Laughing Outlaw, 2009
Stay Gold, Pony Up’s second full-length release, is a lively collection of home brewed pop songs. To call it lo-fi would be a stretch, but there’s certainly a garage rock quality, as if the band was wary of crowding songs with studio trickery.
Pony Up are an all-female Canadian quartet that came about in fulfillment of a joint New Years’ resolution, who have been playing together for close to a decade now. Here, they demonstrate their cohesiveness and live prowess: each song on Stay Gold plays like a live standard — the kind that fills bar rooms, not stadiums, and which now finds itself suited to bedrooms as well.
Opener “Manchild” is enjoyable, but fails to be arresting in its lyrical content or delivery. It lacks the wit of “Bastard Children”, the energy of “Charles” or the immediacy of “Power of 8”. The album continues, fairly innocuously, until the folksy “Making More Beneath” evolves unexpectedly into a raucous outpouring of emotion. As if fighting back against hands reaching out to silence them, the vocals rise in force and fury up until the song’s end. Pony Up revels in the triumph of single “Charles”, a brilliant, joyful pop song that highlights the band’s best and most unique trait: its ability to craft lyrics that keep their dark edge while still laughing at their own pessimism (“Ladles filled with nails and honey kill the evil that’s inside me/Oh my!”).
The album’s first outward hint of darkness hidden in its lyrics emerges on the noir-pop shuffle of “Sounds Like My Wedding Night.” “Power of 8” opens with what is undoubtedly the album’s silliest keyboard riff, but quickly banishes all laughter, proving itself to be the album’s strongest track by fusing mighty, hook-filled power-pop with possibly sadistic lyrics, culminating in an instrumental breakdown that marks the album’s most rock ‘n’ roll moment.
Stay Gold isn’t perfect, but it’s certainly consistent.
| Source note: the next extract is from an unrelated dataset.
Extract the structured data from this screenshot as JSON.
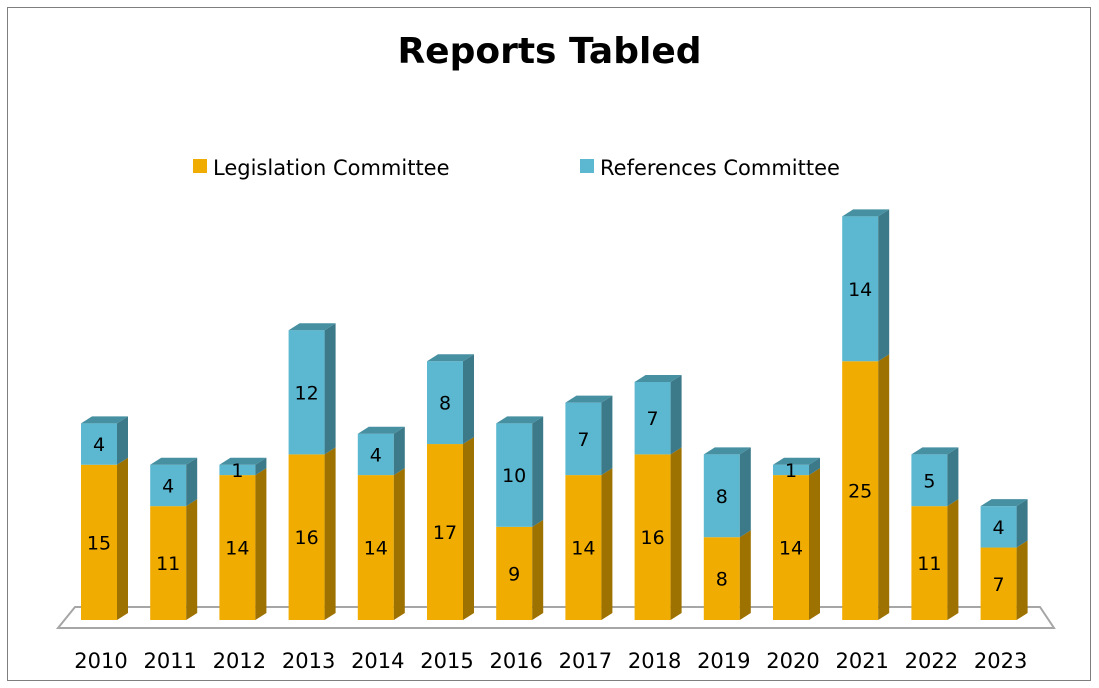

Its lesser tracks aren’t bad; they just fall short of the band’s ability, and, amidst so many successes, pale in comparison. Notably, in a world filled with both genre-hoppers and formulaic song machines, Pony Up resort to neither extreme. The band has produced ten songs all created from the same basic ingredients — punchy bass, scraggly guitar, sparking keyboard, rat-a-tat drums, and the mellifluous voices of Sarah Moundroukas and Laura Wills — which all sound totally different from one another.
This is an album for fans of pop neither at its slickest nor its grittiest: you’ll find no trace of Rihanna or No Age here. The guitar tones recall Belle & Sebastian circa Tigermilk and the Lazy Line Painter Jane EP. Those looking for more of the intelligence and energy offered by early Tilly & the Wall will find it here. Overall, Stay Gold is a success, a sunny album packed with equal parts pop listenability, poetic lyricism, and bleeding heart sincerity.